After the user types in values for rows, columns, and n, print out the result of the minimax search (if there is a guaranteed win for either player, or if perfect play on both sides results in a draw), and the size of the transposition table, and then let the user play against the computer. The user should be able to choose if they want to move first, or if they want to the computer to move first. The computer will used the saved minimax actions to play.
If your minimax algorithm determined that there is a guaranteed win for one of the players, and the computer acts as that player, then the computer should never lose.
Note: You should use a transposition table to cache minimax values and the best moves for game states
which occur multiple times in the game tree. If you don't,
your minimax search will not be able to search very large state spaces.
Note 2: Do not re-run minimax after every move. Just run minimax at the start of
the game and save all the best-move actions.
Hint: For a transposition table, I suggest using a map/dictionary/hashtable
that maps game states (board configurations) to pairs of integers, one which represents
the minimax value for that game state, and the other that represents the best move
(column in which to drop the token) from that game state. Using this, whenever minimax
encounters a state it has seen before, it can use the cached value in the transposition
table, rather than recalculating everything.
You will notice that Part A will not be able to search the full state space for the "traditionally-sized" game of Connect Four (6 rows, 7 columns) in any reasonable amount of time --- there are just too many board configurations to consider. It turns out even alpha-beta pruning will not make this search feasible. Instead, what we will do is similar to what humans do when faced with a game that can continue for a large number of moves: we will only look ahead a fixed number of moves. To do this, we will require a heuristic function that can estimate the quality of an unfinished game state. (See section 5.4 or your notes from class).
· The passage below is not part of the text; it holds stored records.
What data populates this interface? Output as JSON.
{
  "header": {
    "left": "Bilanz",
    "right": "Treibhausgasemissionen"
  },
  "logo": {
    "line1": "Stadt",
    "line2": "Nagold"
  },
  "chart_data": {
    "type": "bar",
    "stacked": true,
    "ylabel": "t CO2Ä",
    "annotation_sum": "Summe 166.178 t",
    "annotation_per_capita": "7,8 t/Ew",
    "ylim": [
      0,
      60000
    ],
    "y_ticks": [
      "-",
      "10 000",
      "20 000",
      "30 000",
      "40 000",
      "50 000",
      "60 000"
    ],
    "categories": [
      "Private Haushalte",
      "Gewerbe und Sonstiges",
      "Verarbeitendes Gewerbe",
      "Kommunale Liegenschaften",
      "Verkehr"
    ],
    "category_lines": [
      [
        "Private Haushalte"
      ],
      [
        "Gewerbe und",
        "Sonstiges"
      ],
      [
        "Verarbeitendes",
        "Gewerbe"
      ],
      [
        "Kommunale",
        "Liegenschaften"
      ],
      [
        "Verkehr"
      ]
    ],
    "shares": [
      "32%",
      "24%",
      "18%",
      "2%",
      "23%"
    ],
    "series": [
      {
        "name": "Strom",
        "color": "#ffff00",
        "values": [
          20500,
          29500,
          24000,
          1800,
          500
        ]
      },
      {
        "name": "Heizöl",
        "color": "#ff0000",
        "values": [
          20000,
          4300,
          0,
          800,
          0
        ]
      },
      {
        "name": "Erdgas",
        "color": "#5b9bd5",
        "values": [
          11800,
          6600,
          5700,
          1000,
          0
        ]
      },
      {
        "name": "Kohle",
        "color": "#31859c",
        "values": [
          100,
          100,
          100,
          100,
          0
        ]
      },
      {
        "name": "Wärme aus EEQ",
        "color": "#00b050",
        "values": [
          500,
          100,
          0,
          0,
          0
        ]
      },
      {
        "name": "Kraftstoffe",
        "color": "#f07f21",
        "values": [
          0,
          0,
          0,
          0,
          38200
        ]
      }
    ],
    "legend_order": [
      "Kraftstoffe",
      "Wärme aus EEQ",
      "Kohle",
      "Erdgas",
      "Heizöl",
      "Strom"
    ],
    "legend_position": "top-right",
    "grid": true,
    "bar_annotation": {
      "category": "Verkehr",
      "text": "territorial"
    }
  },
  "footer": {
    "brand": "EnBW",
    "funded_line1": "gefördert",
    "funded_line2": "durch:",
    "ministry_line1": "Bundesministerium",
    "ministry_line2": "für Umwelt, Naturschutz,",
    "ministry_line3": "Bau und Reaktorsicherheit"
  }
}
Your program should prompt the user for an initial board size in rows and columns, and an integer n, which will be either three or four. Your program should also ask the user for the number of moves to search ahead, which we will call d (for depth). d counts moves by both players, so if d=1, the computer will only be able to examine the game states resulting from the its own next move. If d=2, the computer will be able to examine game states resulting from its own next move and the user's response move.
Unlike part A, where we used minimax to "pre-process" the game tree to get the best moves, we will use minimax with alpha-beta pruning after each move of the game. The reason for this is since we are using a cut-off depth, if we run a search after each move, we will always be able to look d moves ahead.
Your program should immediately launch a game with the computer moving first. In other words, the computer will run alpha-beta with heuristics, looking ahead d moves, and make what it determines to be the best move. Then the user will get a chance to move, and the computer will run another search, looking d moves ahead again, except because the game has progressed, those d moves get you two levels deeper in the game tree.
Note: Because we are using a cut-off depth, the computer player is not expected to play perfectly, even in cases where in Part A it would have always won. That being said, if we use a deep enough cut-off depth and a good heuristic, the computer player should be pretty good.